Un título le sorprendió: Trick or Treatment Llamó a un Barnes & Noble del West Side y pidió que le reservaran un ejemplar. Estaba motivado para rectificar su vergonzosa ignorancia sobre el tema.
Jack, ahora que se sentía más tranquilo, volvió a telefonear a Ronald Newhouse. Una vez más, cuando estaba a medias se detuvo y colgó el teléfono. Decidió de repente que se imponía una visita oficial, aunque sabía muy bien que los poderes fácticos no veían con buenos ojos las visitas oficiales de médicos forenses. El protocolo del IML exigía que las visitas oficiales las llevaran a cabo equipos médico-legales avezados, no médicos forenses, a menos que circunstancias extraordinarias exigieran la presencia de un patólogo forense experto. Aunque Jack suponía que ni el jefe ni el subjefe considerarían la situación actual una «circunstancia extraordinaria», decidió de todos modos seguir.
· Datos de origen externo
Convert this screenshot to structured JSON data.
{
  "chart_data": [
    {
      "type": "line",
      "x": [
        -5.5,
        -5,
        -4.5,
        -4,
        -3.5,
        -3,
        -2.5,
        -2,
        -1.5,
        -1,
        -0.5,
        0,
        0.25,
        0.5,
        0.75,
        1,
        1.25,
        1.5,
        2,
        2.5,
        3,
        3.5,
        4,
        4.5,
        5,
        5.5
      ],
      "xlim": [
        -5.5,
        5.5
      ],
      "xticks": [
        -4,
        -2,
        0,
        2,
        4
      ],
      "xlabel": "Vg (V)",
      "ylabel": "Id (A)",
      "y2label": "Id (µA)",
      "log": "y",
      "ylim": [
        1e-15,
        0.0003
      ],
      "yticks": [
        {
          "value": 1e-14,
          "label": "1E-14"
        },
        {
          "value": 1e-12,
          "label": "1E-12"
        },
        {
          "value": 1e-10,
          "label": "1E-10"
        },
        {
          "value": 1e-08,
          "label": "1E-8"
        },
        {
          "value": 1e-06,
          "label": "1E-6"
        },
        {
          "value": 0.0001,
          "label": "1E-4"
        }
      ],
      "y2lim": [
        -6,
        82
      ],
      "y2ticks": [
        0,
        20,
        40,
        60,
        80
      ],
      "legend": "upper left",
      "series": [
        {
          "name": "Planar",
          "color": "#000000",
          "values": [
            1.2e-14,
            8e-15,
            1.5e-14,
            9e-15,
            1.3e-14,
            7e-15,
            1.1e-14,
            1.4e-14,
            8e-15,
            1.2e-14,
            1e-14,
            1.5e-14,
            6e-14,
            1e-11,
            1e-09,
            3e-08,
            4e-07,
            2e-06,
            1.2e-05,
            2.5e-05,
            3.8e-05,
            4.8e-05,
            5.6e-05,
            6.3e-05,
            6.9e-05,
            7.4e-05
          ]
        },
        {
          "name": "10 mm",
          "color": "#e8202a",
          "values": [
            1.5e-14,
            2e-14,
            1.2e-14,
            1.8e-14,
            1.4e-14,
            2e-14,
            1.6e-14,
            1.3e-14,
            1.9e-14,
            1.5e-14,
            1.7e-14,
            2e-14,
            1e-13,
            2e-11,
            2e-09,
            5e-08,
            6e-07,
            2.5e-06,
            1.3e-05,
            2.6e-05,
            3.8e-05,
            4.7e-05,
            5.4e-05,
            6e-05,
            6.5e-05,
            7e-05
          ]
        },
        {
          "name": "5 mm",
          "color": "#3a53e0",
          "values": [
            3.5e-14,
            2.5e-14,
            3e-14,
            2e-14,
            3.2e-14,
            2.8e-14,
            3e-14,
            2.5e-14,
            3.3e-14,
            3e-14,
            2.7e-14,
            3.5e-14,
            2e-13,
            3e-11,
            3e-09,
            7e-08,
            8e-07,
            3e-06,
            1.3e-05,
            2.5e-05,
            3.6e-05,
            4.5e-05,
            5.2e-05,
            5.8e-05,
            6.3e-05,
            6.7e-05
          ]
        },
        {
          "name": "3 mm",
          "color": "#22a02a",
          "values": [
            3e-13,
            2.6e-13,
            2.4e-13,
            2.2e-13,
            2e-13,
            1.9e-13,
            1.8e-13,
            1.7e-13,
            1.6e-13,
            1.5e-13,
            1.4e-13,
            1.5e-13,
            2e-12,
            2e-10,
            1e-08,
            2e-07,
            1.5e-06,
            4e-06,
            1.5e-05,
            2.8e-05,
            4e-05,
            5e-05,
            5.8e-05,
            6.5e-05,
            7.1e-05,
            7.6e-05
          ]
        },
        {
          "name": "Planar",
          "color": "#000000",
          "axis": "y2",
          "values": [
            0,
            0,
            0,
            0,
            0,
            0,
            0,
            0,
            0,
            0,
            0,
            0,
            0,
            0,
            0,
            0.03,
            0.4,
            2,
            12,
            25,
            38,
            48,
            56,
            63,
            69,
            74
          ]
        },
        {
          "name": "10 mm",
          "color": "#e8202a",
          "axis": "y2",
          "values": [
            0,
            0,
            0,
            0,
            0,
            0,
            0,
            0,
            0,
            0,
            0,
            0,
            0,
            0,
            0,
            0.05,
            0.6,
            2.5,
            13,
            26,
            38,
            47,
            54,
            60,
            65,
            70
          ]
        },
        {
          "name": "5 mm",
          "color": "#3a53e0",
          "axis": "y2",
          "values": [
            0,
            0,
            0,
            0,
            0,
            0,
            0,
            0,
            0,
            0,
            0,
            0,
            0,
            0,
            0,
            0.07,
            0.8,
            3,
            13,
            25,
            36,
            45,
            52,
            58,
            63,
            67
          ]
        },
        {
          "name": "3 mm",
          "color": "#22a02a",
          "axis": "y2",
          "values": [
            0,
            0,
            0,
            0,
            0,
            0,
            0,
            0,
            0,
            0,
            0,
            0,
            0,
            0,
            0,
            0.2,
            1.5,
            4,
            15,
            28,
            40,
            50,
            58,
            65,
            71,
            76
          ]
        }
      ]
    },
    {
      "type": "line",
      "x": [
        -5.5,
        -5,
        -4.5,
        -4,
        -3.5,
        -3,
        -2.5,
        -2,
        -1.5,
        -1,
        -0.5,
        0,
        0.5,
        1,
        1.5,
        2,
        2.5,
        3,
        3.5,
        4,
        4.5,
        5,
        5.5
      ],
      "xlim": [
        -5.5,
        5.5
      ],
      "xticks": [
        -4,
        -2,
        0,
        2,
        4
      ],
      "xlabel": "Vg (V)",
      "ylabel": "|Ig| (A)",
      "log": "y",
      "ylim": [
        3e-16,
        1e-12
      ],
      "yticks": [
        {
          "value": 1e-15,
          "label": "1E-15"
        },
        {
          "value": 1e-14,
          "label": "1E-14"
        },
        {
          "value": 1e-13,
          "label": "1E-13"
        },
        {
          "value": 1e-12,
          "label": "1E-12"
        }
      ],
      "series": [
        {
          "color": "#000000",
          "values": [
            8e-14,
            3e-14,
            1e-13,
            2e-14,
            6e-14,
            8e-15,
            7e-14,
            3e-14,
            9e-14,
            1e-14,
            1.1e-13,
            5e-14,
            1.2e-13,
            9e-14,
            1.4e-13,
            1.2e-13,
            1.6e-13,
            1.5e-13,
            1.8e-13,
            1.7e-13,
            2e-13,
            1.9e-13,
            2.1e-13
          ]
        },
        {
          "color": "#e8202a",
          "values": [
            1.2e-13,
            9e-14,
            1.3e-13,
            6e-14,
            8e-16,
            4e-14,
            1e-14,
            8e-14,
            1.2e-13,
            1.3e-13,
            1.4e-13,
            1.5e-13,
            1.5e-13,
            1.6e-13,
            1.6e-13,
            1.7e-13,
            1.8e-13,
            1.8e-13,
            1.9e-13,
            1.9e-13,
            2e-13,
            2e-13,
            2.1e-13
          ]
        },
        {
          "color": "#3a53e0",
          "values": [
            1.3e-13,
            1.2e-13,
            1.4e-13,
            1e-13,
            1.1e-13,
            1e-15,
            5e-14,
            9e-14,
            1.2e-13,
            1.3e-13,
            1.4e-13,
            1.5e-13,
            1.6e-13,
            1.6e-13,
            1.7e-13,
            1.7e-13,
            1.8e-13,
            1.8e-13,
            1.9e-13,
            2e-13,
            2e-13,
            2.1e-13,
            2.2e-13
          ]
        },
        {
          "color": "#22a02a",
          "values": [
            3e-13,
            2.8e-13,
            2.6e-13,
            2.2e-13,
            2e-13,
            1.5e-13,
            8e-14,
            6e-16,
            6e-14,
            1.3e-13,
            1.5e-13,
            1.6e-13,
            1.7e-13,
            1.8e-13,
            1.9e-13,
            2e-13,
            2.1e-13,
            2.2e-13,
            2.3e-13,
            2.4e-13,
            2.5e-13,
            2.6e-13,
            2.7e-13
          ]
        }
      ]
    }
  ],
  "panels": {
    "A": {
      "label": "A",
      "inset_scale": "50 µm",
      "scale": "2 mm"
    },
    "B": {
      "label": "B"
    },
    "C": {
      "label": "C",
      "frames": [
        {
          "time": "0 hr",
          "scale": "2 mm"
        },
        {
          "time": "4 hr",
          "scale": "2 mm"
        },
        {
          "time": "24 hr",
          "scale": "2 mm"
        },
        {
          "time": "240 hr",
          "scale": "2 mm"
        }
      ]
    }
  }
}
Le impulsaba una irresistible urgencia de mirar al quiropráctico a los ojos, mientras le explicaba cómo era posible que las manipulaciones vertebrales pudieran curar la sinusitis. También quería ver su expresión cuando dijera al hombre que había matado a Keara Abelard, al tratarla de unos dolores de cabeza normales provocados por la tensión.
Había pasado bastante tiempo desde su última visita oficial. Al poco de haber sido contratado, sobre todo cuando estuvo implicado en un caso complicado de enfermedad contagiosa, había hecho un montón, y a punto estuvo de que le despidieran en varias ocasiones. Le faltó un pelo para que el jefe, el doctor Harold Bingham, le echara a la calle por insubordinación premeditada.
Mientras esperaba el ascensor, Jack cayó en la cuenta de que si Ronald Newhouse había tratado a Keara con la sospechada manipulación cervical, Jack no debería consignar «complicaciones terapéuticas» como causa de la muerte en el certificado de defunción, que era lo que todo el mundo esperaría, comenzando por Bingham. Ni siquiera tendría que poner «accidental», lo adecuado en tal caso antes de que «complicaciones terapéuticas» se hubiera impuesto a mediados de los noventa. Jack se percató de que podría poner «homicidio» como causa de la muerte, y después entregar el informe al fiscal del distrito, como se hacía en casos criminales más convencionales.
—Menudo escándalo provocaría —dijo Jack para sí con una sonrisa traviesa, mientras entraba en el ascensor. Y reflexionando acerca de ello, pensó que dicha «bomba política» era lo que necesitaba para atraer la atención sobre los peligros de la manipulación cervical.